In terms of infrastructure, there have been significant levels of investment into standby power, wayfinding and parking as developers contribute heavily towards or upgrade the infrastructure themselves. Investment in existing malls is also taking place with many undergoing major refurbishments and modernisation, he explains.
“GDP growth in Sub-Saharan Africa is far higher than in the BRIC countries now, there is a fear that the Chinese stock market is going to decline further and people will look for other avenues for their investments.”
“The European market isn’t oversaturated but investors are finding it harder to find what they want and feel there is the option to start to invest in the African market. There is also a belief that investors see a growth in middle class Africa and don’t want to be ‘left out’. Population forecasts also sit well as Nigeria is moving towards being the third most populous country in the world,” according to Phipps.
Meanwhile, Gaddy points out that entry into new markets may be a slow process, and local developers/landlords may not always understand this challenge. It can take anything from two to five years, (in some cases even longer) before the tills start ringing. In most cases this “circumspect” approach has yielded acceptable results.
He says some luxury retail brands will have limited opportunities in most major African cities, and in most cases would be limited to four and eight stores per country or region. The economies of scale need to work and critical mass reached to make their entry viable.
Gaddy says this is where opportunities in licensing, franchising and joint venture arrangements exist. Local retailers such as the Surtee Group and the Busby Group have played a key role in the entry by many high end brands into South Africa.

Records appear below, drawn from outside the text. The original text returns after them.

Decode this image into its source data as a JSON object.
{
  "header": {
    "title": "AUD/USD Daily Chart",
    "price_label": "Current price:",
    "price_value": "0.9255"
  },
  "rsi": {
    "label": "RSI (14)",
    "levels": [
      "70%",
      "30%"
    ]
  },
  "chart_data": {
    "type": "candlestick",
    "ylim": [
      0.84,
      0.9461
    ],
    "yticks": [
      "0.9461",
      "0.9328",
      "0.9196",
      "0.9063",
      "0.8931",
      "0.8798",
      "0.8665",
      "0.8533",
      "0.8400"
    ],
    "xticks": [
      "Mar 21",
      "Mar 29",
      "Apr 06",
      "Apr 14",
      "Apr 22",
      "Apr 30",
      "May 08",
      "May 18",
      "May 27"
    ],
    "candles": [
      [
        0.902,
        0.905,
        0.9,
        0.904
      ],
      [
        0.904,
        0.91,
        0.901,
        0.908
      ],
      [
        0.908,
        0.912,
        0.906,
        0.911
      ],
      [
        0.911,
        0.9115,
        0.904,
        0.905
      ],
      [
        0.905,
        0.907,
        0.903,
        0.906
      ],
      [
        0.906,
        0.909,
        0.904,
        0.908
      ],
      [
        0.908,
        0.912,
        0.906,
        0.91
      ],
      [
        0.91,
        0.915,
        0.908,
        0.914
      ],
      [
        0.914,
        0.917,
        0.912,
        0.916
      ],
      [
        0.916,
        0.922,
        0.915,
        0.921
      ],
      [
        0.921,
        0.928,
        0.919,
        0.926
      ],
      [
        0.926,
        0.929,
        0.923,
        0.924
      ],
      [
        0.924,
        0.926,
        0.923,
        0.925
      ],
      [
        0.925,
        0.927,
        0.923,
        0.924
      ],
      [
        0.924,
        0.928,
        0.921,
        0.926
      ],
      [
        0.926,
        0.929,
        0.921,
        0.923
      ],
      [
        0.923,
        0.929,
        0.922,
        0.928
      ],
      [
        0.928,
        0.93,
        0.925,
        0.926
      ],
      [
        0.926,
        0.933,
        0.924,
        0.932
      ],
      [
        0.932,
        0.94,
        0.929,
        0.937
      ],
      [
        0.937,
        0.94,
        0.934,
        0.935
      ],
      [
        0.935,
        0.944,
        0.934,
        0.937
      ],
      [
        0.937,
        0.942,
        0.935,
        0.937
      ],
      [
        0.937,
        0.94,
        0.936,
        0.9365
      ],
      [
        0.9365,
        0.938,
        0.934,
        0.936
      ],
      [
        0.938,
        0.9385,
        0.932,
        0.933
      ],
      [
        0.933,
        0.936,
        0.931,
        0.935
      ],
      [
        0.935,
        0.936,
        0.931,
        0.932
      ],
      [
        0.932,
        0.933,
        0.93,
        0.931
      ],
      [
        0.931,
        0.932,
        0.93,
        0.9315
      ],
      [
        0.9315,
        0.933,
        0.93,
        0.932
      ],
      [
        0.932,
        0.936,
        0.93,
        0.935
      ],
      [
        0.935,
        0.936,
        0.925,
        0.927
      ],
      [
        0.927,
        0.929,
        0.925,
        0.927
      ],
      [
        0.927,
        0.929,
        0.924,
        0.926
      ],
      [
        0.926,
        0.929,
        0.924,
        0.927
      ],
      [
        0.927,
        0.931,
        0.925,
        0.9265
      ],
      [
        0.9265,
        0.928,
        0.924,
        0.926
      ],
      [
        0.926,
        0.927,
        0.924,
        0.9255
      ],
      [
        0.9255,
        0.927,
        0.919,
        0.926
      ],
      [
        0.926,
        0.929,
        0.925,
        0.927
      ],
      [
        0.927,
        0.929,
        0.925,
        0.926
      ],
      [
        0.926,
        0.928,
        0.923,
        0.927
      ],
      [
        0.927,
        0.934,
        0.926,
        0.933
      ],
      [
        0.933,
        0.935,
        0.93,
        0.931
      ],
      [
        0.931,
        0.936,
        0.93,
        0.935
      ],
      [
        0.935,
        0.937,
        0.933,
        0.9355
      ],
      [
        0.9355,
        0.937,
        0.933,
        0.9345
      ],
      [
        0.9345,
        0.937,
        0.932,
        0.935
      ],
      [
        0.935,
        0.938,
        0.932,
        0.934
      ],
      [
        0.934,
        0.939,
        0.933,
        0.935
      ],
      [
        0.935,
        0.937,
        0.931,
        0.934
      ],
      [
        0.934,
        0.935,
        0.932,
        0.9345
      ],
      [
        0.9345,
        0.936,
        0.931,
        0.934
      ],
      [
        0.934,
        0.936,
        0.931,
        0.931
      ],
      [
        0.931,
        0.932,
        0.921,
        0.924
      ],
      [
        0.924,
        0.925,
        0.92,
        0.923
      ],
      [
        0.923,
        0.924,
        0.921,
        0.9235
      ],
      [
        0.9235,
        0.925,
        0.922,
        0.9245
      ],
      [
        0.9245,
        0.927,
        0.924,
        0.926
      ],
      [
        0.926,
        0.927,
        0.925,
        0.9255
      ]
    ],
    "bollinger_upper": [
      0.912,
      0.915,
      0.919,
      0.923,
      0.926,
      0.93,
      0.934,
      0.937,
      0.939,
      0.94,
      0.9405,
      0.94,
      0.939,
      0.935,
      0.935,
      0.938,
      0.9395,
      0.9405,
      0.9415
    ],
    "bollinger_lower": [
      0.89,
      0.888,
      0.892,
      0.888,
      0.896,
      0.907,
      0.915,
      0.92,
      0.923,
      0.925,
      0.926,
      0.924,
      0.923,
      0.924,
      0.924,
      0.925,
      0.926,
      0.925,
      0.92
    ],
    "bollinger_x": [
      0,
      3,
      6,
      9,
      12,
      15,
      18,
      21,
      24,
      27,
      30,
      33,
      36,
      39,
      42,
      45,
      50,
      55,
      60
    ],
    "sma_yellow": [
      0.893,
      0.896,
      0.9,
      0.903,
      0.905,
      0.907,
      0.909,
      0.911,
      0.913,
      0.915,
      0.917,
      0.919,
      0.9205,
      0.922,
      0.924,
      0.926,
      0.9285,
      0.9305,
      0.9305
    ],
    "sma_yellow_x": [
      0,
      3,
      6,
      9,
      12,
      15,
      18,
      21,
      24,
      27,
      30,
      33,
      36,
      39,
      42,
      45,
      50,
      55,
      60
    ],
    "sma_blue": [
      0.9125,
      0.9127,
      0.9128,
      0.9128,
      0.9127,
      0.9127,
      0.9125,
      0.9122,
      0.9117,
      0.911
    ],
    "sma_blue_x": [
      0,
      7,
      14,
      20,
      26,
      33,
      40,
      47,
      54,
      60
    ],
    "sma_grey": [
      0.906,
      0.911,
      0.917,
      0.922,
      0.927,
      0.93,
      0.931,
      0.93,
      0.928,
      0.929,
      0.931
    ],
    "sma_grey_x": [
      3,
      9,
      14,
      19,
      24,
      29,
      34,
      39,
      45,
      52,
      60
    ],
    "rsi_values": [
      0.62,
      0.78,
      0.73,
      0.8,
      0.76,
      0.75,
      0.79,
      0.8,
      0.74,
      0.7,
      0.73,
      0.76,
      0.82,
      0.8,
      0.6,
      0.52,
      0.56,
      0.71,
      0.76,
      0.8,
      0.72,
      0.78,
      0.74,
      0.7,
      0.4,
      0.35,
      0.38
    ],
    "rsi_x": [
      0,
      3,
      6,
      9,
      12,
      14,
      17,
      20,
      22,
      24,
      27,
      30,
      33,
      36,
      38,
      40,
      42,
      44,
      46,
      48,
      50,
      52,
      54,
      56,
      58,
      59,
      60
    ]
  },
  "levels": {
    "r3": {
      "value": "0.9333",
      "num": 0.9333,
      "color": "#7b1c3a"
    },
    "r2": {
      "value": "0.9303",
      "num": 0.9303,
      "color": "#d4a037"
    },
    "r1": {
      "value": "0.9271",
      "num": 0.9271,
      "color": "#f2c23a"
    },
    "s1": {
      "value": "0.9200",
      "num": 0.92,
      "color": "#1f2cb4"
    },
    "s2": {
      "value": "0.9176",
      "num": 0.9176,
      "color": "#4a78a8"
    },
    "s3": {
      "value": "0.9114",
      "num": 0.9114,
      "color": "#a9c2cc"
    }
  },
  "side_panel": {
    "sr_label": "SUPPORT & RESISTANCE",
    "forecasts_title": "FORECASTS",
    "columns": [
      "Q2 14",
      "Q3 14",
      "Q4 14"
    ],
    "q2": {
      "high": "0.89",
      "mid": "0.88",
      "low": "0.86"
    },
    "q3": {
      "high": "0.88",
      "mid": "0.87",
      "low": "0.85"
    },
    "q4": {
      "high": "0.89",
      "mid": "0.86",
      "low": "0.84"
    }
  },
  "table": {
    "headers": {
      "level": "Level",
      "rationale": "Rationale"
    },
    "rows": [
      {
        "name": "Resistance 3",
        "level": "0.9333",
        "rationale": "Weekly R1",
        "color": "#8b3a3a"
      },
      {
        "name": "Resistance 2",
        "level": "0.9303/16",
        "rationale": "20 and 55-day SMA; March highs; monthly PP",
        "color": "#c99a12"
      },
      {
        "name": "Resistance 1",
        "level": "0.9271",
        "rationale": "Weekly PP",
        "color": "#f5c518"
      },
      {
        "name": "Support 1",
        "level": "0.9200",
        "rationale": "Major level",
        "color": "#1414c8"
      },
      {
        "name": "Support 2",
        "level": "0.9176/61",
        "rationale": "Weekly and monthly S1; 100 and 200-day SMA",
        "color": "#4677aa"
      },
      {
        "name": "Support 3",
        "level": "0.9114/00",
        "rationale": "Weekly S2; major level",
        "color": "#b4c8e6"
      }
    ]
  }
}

These companies have, over many years, ensured that brands such as Guess, Aldo, Hugo Boss, La Coste and Armani have been a resounding success. International retailers are seeking more partners of this calibre, as most will not venture into new territories without an experienced local partner.
“We have also seen South African retailers acquiring retail brands, outside of their home markets. The recent acquisition of Office by Truworths and David Jones (Australia) by Woolworths SA are examples of this”.
“Equally, other SA retailers such as The Foschini Group, Mr Price and Pepkor are all active in the continent. It be could be that perhaps South African retailers are also experiencing the same challenge of limited growth in their home markets, as experienced by their European counterparts,” he adds.